Monday, March 17, 2014



Putin is more democratic than John Kerry

Failed Presidential candidate John Kerry seems to have been left in charge of American policy in Ukraine by virtue of the black jellyfish in the White House being afraid to do anything at all.  I would argue however that in this case the jellyfish is right.

After the democratically elected president of all Ukraine was ousted by Ukrainian thugs, Putin has stepped in to enable the people of Crimea to democratically divorce themselves from unstable  Ukraine.  So who is the democrat here?  John Kerry is supporting the undemocratic Ukraininan thugs and resisting democracy in Crimea.  Putin is the good guy.

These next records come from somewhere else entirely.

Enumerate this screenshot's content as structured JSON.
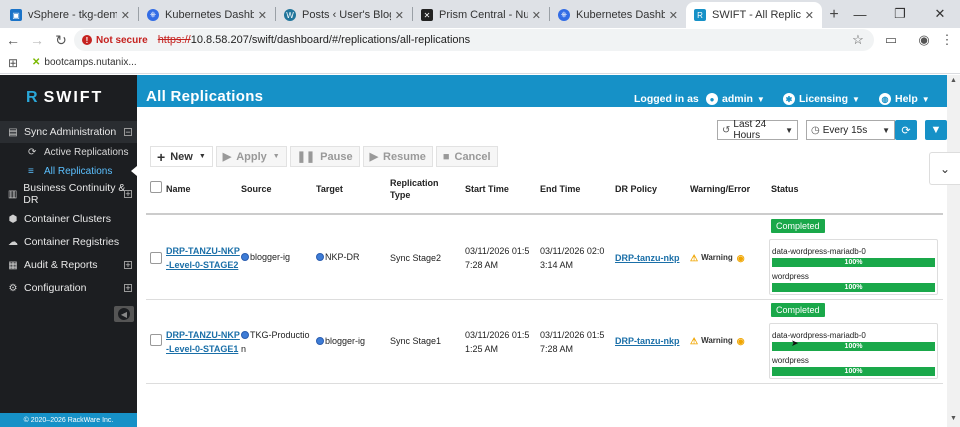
{
  "browser": {
    "tabs": [
      {
        "label": "vSphere - tkg-demo-cluster",
        "icon_color": "#1a73c8",
        "active": false
      },
      {
        "label": "Kubernetes Dashboard",
        "icon_color": "#326ce5",
        "active": false
      },
      {
        "label": "Posts ‹ User's Blog! — WordPress",
        "icon_color": "#21759b",
        "active": false
      },
      {
        "label": "Prism Central - Nutanix",
        "icon_color": "#222222",
        "active": false
      },
      {
        "label": "Kubernetes Dashboard",
        "icon_color": "#326ce5",
        "active": false
      },
      {
        "label": "SWIFT - All Replications",
        "icon_color": "#1691c7",
        "active": true
      }
    ],
    "not_secure": "Not secure",
    "url_scheme": "https://",
    "url_rest": "10.8.58.207/swift/dashboard/#/replications/all-replications",
    "bookmark": "bootcamps.nutanix..."
  },
  "app": {
    "logo": "SWIFT",
    "page_title": "All Replications",
    "header": {
      "logged_in": "Logged in as",
      "user": "admin",
      "licensing": "Licensing",
      "help": "Help"
    },
    "sidebar": {
      "sync_admin": "Sync Administration",
      "active_replications": "Active Replications",
      "all_replications": "All Replications",
      "business_continuity": "Business Continuity & DR",
      "container_clusters": "Container Clusters",
      "container_registries": "Container Registries",
      "audit_reports": "Audit & Reports",
      "configuration": "Configuration",
      "copyright": "© 2020–2026 RackWare Inc."
    },
    "filters": {
      "time_range": "Last 24 Hours",
      "refresh_interval": "Every 15s"
    },
    "toolbar": {
      "new": "New",
      "apply": "Apply",
      "pause": "Pause",
      "resume": "Resume",
      "cancel": "Cancel"
    },
    "table": {
      "headers": {
        "name": "Name",
        "source": "Source",
        "target": "Target",
        "replication_type_1": "Replication",
        "replication_type_2": "Type",
        "start_time": "Start Time",
        "end_time": "End Time",
        "dr_policy": "DR Policy",
        "warning_error": "Warning/Error",
        "status": "Status"
      },
      "rows": [
        {
          "name_1": "DRP-TANZU-NKP",
          "name_2": "-Level-0-STAGE2",
          "source_1": "blogger-ig",
          "source_2": "",
          "target": "NKP-DR",
          "type": "Sync Stage2",
          "start_1": "03/11/2026 01:5",
          "start_2": "7:28 AM",
          "end_1": "03/11/2026 02:0",
          "end_2": "3:14 AM",
          "policy": "DRP-tanzu-nkp",
          "warning": "Warning",
          "status": "Completed",
          "progress": [
            {
              "name": "data-wordpress-mariadb-0",
              "percent": 100,
              "label": "100%"
            },
            {
              "name": "wordpress",
              "percent": 100,
              "label": "100%"
            }
          ]
        },
        {
          "name_1": "DRP-TANZU-NKP",
          "name_2": "-Level-0-STAGE1",
          "source_1": "TKG-Productio",
          "source_2": "n",
          "target": "blogger-ig",
          "type": "Sync Stage1",
          "start_1": "03/11/2026 01:5",
          "start_2": "1:25 AM",
          "end_1": "03/11/2026 01:5",
          "end_2": "7:28 AM",
          "policy": "DRP-tanzu-nkp",
          "warning": "Warning",
          "status": "Completed",
          "progress": [
            {
              "name": "data-wordpress-mariadb-0",
              "percent": 100,
              "label": "100%"
            },
            {
              "name": "wordpress",
              "percent": 100,
              "label": "100%"
            }
          ]
        }
      ]
    }
  }
}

And Putin had previously made no moves to get Crimea back into union with Russia  -- even though Crimea had been Russian for hundreds of years.  The only thing that severed Crimea from Russia was a decree from Soviet dictator Khrushchev.  So is Kerry supporting the ideas of a Soviet dictator?

There is no doubt that Crimea will vote for a reunion with Russia and it is a credit to Putin that he waited for Ukraine to become ungovernable before he put those wheels into motion.

The basic aim of Putin's policy so far seems to be motivated by Russia's demographic decline.  Russians are dying out and Putin want to bring Russian populations everywhere back into Russia's embrace and thus protect Russian power.  He accepted some returns of ethnic Russians from the Baltic States for that reason and he also chipped off Georgia's Russian-speaking regions for that purpose.  Crimea is simply the next obvious step in rejoining Russians to Russia

Given that basic aim, it seems likely that Putin will not stop at Crimea.  Large areas of Ukraine are Russian speaking so it seems very likely that Putin will give support for the partition of Ukraine into East and West.  And given the precedent in Crimea, that will most likely be done democratically.  There is no doubt that the respective populations would support such a partition.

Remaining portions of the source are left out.